Is poetry just about looking back at life and representing it?

“It is the best translation of the moment. If you can show where we’re at, at this moment, then you’ve got them.” With Brautigan’s record, for instance, Johnson says, “You are in that room. You are there. And, that is the ultimate. I get off on just hearing him walk around his apartment. Dropping his coins on the floor and hearing the penny roll down the hall, whatever. I am there. He got me.”

Johnson hopes to come out with a new book of poems this year called My Friend, My Refrigerator. He might just publish it himself, like the “rags” he published 15 years ago and sold at the former Big and Tall Books on Beverly Boulevard.

What constitutes a rag?

“A rag would be a visit to Kinko’s and basically spending a couple hours on your printer. Like the Beats used to do.”

Johnson pulls some rag samples off a shelf: early Gary Snyder paperbacks with black-and-white photography on the covers, a first-edition Brautigan he lifted from the library.

“This is bad,” he says, tapping the library book and curling up his mouth.

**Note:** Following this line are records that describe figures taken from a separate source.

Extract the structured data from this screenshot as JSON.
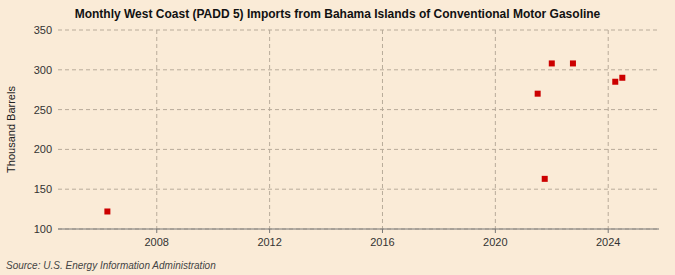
{
  "chart_data": {
    "type": "scatter",
    "title": "Monthly West Coast (PADD 5) Imports from Bahama Islands of Conventional Motor Gasoline",
    "y_label": "Thousand Barrels",
    "annotations": [
      "Source: U.S. Energy Information Administration"
    ],
    "x": [
      2006.25,
      2021.5,
      2021.75,
      2022.0,
      2022.75,
      2024.25,
      2024.5
    ],
    "values": [
      122,
      270,
      163,
      308,
      308,
      285,
      290
    ],
    "color": "#cc0000",
    "marker": "square",
    "xlim": [
      2004.5,
      2025.8
    ],
    "ylim": [
      100,
      350
    ],
    "xticks": [
      2008,
      2012,
      2016,
      2020,
      2024
    ],
    "yticks": [
      100,
      150,
      200,
      250,
      300,
      350
    ],
    "grid": true
  }
}
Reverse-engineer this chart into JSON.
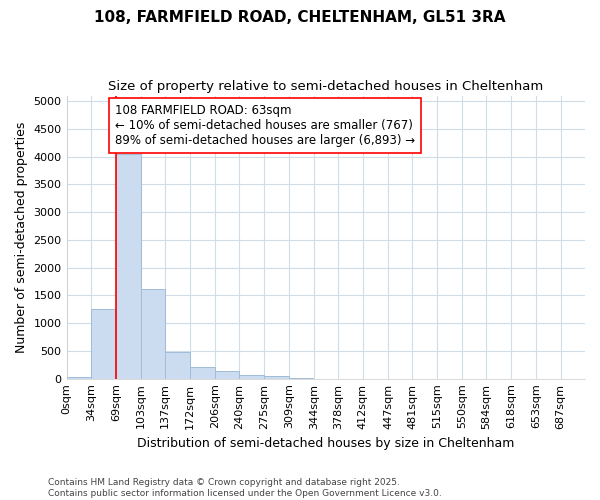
{
  "title_line1": "108, FARMFIELD ROAD, CHELTENHAM, GL51 3RA",
  "title_line2": "Size of property relative to semi-detached houses in Cheltenham",
  "xlabel": "Distribution of semi-detached houses by size in Cheltenham",
  "ylabel": "Number of semi-detached properties",
  "bin_labels": [
    "0sqm",
    "34sqm",
    "69sqm",
    "103sqm",
    "137sqm",
    "172sqm",
    "206sqm",
    "240sqm",
    "275sqm",
    "309sqm",
    "344sqm",
    "378sqm",
    "412sqm",
    "447sqm",
    "481sqm",
    "515sqm",
    "550sqm",
    "584sqm",
    "618sqm",
    "653sqm",
    "687sqm"
  ],
  "bin_edges": [
    0,
    34,
    69,
    103,
    137,
    172,
    206,
    240,
    275,
    309,
    344,
    378,
    412,
    447,
    481,
    515,
    550,
    584,
    618,
    653,
    687
  ],
  "bar_heights": [
    30,
    1250,
    4050,
    1620,
    480,
    215,
    130,
    75,
    50,
    10,
    0,
    0,
    0,
    0,
    0,
    0,
    0,
    0,
    0,
    0
  ],
  "bar_color": "#ccdcf0",
  "bar_edge_color": "#a0bcd8",
  "property_line_x": 69,
  "property_line_color": "red",
  "annotation_line1": "108 FARMFIELD ROAD: 63sqm",
  "annotation_line2": "← 10% of semi-detached houses are smaller (767)",
  "annotation_line3": "89% of semi-detached houses are larger (6,893) →",
  "annotation_box_color": "white",
  "annotation_box_edge_color": "red",
  "ylim": [
    0,
    5100
  ],
  "yticks": [
    0,
    500,
    1000,
    1500,
    2000,
    2500,
    3000,
    3500,
    4000,
    4500,
    5000
  ],
  "background_color": "#ffffff",
  "plot_bg_color": "#ffffff",
  "grid_color": "#d0dce8",
  "footnote": "Contains HM Land Registry data © Crown copyright and database right 2025.\nContains public sector information licensed under the Open Government Licence v3.0.",
  "title_fontsize": 11,
  "subtitle_fontsize": 9.5,
  "axis_label_fontsize": 9,
  "tick_fontsize": 8,
  "annotation_fontsize": 8.5,
  "footnote_fontsize": 6.5
}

“It’s thievery, but I had to have it.”

Are these your favorite books?

“These are my favorite poets. Nanao Sakaki, Gary Snyder, Kerouac — I love his passion. I definitely like collecting these books. I like the way they feel. I like anything from this era ’cause their whole voice was on the page. People read this stuff. They would buy these little books . . . Kerouac was someone who didn’t have any agenda other than spilling it out. Certainly drug induced, but he did it! And for that moment he was so honest.”

It’s quiet for a moment, except for the sound of the stylus running over the gap between album cuts through Johnson’s vintage JBL speakers (they were once his parents’). But soon Brautigan’s voice is heard again: “Some short stories about California — this story is about contemporary life in California.”